On the afternoon of Jan. 6, Congress was scheduled to certify the Electoral College vote and finalize Joe Biden’s election. The riot Trump summoned prevented that certification and delayed the execution of Congress’s legal duty in respect to presidential elections.
From Trump’s inaction we can infer—the inference is inescapable—that he meant to see the certification of the electoral vote delayed and, if possible, prevented. After that, something might break his way. He might hold onto power.
Delay would at least keep his hopes alive.

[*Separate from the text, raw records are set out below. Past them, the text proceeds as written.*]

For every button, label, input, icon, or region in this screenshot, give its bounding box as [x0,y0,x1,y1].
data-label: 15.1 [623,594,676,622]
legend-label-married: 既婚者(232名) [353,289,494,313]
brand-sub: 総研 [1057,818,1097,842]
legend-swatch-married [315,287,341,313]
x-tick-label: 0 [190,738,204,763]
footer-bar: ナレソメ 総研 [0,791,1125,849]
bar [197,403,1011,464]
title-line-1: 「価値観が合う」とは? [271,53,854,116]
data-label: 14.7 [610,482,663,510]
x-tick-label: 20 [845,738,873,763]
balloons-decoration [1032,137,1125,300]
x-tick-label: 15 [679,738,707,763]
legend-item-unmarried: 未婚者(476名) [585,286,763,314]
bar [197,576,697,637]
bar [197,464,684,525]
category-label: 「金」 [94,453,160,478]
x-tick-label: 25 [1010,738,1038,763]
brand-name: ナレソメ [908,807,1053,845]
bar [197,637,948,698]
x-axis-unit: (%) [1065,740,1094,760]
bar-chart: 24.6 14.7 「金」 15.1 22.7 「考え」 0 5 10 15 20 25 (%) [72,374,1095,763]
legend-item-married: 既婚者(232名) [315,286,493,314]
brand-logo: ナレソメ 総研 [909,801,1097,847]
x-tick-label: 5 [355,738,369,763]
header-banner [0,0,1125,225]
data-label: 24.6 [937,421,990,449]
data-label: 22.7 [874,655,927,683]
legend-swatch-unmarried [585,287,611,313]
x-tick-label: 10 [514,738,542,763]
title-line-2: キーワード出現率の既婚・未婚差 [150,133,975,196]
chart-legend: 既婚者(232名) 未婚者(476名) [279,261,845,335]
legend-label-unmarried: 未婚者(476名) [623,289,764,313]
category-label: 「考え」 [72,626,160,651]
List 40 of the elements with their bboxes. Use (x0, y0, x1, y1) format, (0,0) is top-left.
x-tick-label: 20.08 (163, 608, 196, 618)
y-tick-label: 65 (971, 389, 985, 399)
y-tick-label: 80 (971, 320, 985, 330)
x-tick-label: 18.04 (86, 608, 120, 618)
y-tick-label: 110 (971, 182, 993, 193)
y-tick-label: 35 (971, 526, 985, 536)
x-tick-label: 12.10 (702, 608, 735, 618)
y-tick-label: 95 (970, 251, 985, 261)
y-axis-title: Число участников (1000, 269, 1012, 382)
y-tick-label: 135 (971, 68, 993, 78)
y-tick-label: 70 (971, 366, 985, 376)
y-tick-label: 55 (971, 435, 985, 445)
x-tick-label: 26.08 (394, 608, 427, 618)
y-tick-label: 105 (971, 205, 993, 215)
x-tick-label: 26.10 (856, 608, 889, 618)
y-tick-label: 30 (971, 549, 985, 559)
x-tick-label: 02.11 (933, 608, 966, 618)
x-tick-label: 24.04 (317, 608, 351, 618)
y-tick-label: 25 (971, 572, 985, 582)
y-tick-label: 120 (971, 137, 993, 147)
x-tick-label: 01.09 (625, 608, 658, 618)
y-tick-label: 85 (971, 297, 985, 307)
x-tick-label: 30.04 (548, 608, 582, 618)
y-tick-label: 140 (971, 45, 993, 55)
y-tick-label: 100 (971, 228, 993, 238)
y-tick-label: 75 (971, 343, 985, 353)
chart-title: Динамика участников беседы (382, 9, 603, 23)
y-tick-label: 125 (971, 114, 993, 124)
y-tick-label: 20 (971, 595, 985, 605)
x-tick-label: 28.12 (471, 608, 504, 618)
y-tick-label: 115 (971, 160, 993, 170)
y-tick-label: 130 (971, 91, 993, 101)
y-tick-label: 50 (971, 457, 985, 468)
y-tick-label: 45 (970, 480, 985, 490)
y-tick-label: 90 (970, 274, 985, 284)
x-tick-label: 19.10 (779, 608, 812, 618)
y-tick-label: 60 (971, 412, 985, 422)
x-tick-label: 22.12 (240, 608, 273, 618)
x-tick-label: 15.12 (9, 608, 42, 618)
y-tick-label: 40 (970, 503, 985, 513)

The federal crime of Seditious Conspiracy is set out in 18 United States Code §2384. In relevant part it states that:
If two or more persons . . . conspire . . . by force to prevent, hinder, or delay the execution of any law of the United States . . .they shall each be fined or imprisoned not more than 20 years, or both.
It is not a complicated law.
It is not a complicated case. Donald Trump is guilty of Seditious Conspiracy.
Along with Seditious Conspiracy the Vulgar Talking Yam could be charged with Dereliction of Duty for his 3+ hour deliberate delay in calling off the insurrectionists. As Commander in Chief, would he be subject to the UCMJ and eligible to a prolonged stay in that fine facility known as Fort Leavenworth?